"Renovar mi contrato lo tengo a mi alcance"

Sergio Aragoneses

"Renovar mi contrato lo tengo a mi alcance"

"Renovar mi contrato lo tengo a mi alcance"

SergioAragoneses descubre en esta entrevista que la prórroga de su contrato con el Tenerife depende exclusivamente de él. Su renovación será una realidad cuando juegue 25 partidos oficiales con la elástica blanquiazul.

Le imagino contento con sus últimas actuaciones...

La verdad es que sí. A excepción de la última derrota en Jerez, casi todo es positivo y el equipo está en una muy buena dinámica. Pienso que el trabajo está dando sus frutos.

Alguno tal vez esperaba de Sergio que levantase la voz durante su suplencia. No fue así, pero su oportunidad llegó.

Es para lo que estaba trabajando, para jugar; y es para lo que sigo trabajando, para mantenerme. Es cierto que llevaba mucho tiempo esperando esa oportunidad y ahora que me ha llegado, procuro emplearme a fondo para aprovecharla.

¿Necesitó dosis extra de paciencia?

Era necesario tenerla. El equipo estaba trabajando bien pero no estaban llegando los resultados que ahora, por fin, sí estamos consiguiendo.

Buena parte del Heliodoro pidió abiertamente su titularidad y ha respondido usted con intervenciones providenciales, decisivas...

A la afición le agradeceré su respaldo siempre. También es verdad que tenía mucha confianza en mí y una vez que juegas lo que intentas es hacerlo lo mejor posible y agradar. Ayudar desde dentro es lo óptimo y lo que uno intenta es estar al nivel que la gente espera. Es cierto que noto que hay agrado con mi rendimiento. Estoy conforme, pero creo que también es verdad que se puede mejorar.

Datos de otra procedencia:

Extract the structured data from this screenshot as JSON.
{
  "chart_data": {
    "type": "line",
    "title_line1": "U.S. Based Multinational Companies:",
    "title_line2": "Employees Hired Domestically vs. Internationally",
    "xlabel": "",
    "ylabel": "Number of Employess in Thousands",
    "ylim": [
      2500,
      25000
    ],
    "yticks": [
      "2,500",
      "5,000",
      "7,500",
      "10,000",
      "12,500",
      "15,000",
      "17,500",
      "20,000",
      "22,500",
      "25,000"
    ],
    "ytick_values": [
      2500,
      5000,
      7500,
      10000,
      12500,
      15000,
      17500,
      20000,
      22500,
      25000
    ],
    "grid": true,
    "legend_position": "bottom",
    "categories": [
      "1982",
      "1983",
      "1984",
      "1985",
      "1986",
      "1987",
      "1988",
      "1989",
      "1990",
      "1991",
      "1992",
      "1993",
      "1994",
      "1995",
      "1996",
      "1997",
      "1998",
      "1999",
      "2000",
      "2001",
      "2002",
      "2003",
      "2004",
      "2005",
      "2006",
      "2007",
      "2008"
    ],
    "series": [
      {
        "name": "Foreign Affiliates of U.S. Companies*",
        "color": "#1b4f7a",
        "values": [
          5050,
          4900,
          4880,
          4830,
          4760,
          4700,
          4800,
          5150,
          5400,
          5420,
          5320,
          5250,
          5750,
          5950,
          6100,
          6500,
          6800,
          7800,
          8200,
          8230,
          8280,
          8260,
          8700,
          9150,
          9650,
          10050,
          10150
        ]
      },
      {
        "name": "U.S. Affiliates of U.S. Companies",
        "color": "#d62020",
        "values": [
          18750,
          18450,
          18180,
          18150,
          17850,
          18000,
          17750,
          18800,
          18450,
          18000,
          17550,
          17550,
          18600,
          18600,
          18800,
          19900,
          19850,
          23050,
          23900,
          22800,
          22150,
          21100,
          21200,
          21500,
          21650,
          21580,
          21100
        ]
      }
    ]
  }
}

¿Acusa la inactividad un guardameta?

Siempre tienes algo de desventaja cuando partes desde la suplencia, después de mucho tiempo sin jugar. Si no entras desde el principio, sí es cierto que todo se hace más difícil y que cuesta más, pero todo es superable. Con confianza y con la ayuda del equipo, las cosas se hacen sencillas.

Fue partícipe del último ascenso. ¿Hay muchas diferencias entre este equipo y aquél?

Son equipos y épocas distintas. En aquel Tenerife se venía desde arriba, de estar en lo más alto; ahora se llega a esta temporada después de tiempos de vacas flacas, y la situación por supuesto que es diferente. Lo que espero que sea igual es el final, porque, sinceramente, estoy convencido de que ambas etapas pueden acabar por ser lo mismo de bonitas.

¿Es este vestuario parecido al de entonces?

Sí, el ambiente es muy bueno y existe una convivencia y una competencia muy sanas. Los jugadores nos llevamos muy bien los unos con los otros y se nota en el campo que el equipo está unido, cohesionado. En este Tenerife vamos todos a una.

Volvamos al pasado. ¿Le sorprendió en verano la llamada del Tenerife?

Hablé con Santiago Llorente y en la primera conversación que tuvimos ya me dijo que podía haber alguna opción, porque estaba buscando un portero que podía ser yo. Dije que sí y le aseguro que estoy contento de haber obrado así, de haber tomado aquella decisión que ahora me permite estar aquí, en un club al que tanto aprecio.

¿Fue rápida la negociación?

Fue casi una conversación entre amigos. Él me dijo lo que quería de mí, yo le dije lo que buscaba... y sí, fue rápido.

¿Tan rápido como puede serlo su renovación?

Tengo a mi alcance la renovación automática, en función de un determinado número que partidos que juegue. Tal como van las cosas, si sigo jugando podré cumplir con mi propósito de ayudar al Tenerife otro año más. Se verá en su momento y, de verdad, espero que llegue a renovar. Creo que mi labor aquí está siendo positiva. Yo tampoco tengo quejas de nadie... y por supuesto que me encantaría continuar.

Y puede que en Primera...

Esto es muy largo y queda mucho tiempo por recorrer. No hay fórmulas mágicas; lo que hay que hacer es ir partido a partido, sumando de tres en tres. A la clasificación se mirará cuando se deba; ahora, vale de poco.

¿Qué opina de los problemas defensivos?

Van un poco con nuestro estilo de juego. Tomamos ciertos riesgos que a veces se pagan. Somos un equipo atrevido, que siempre intenta jugar al ataque.